Tuesday, November 6, 2007

06.11.07: Mushroom

My lousy cold is lingering, hence no soup yesterday, but today Lou took over from where she left off last week, making mushroom soup with Graham. It was one of her minimalist recipes: minced garlic and thyme sautéed in butter (she actually used Utterly Butterly, don't ask me why) followed by two kilos of 'shrooms, sweated in the soup pot with the lid on for ten to fifteen minutes, stirred every few minutes to stop it sticking and ensure even cooking. Then she poured over six litres of Marigold bouillon and simmered the soup for a further ten minutes before blitzing it with the stick blender. And that's it, really.

I thought this soup was delicious and sufficiently pungent for its earthy aroma to penetrate my cold. Lou served it with a swirl of single cream and there were 17 takers, six of whom had seconds, making a total of 23 bowls served (as usual!) As someone wrote, rather enigmatically, in the log bok: 'Must Understand Soups Have Really Orsum OM Factor'. Indeed.

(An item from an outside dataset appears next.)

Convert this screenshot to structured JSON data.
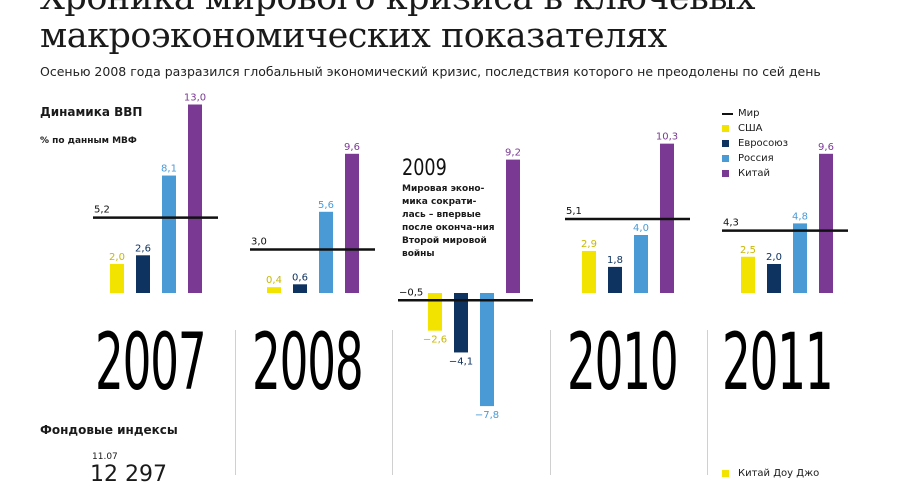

Some technical notes: Lou bought her 'shrooms at Somerfield, because they have bargainous 750g packs of field mushrooms. She used two, plus a 500g punnet of button mushrooms, which went into the pot whole and were a birrova bovver to liquidizise with the baby stick mixer. Our big mixer is still at the menders where it's gone for a service: new lead and blade. You'd think that would be a pretty straightforward proposition, but oh no. Turns out there's only one guy at the factory who does servicing and he's got some kind of grievance, so I don't think we're going to get our Dynamic magic wand back any day soon. Never mind that this machine is integral to our operation every single day and it's going to cost, like, a hundred quid to tune it up. I only hope it's going to be as good as new for that price, because I could have a new one tomorrow for twice as much. Innit.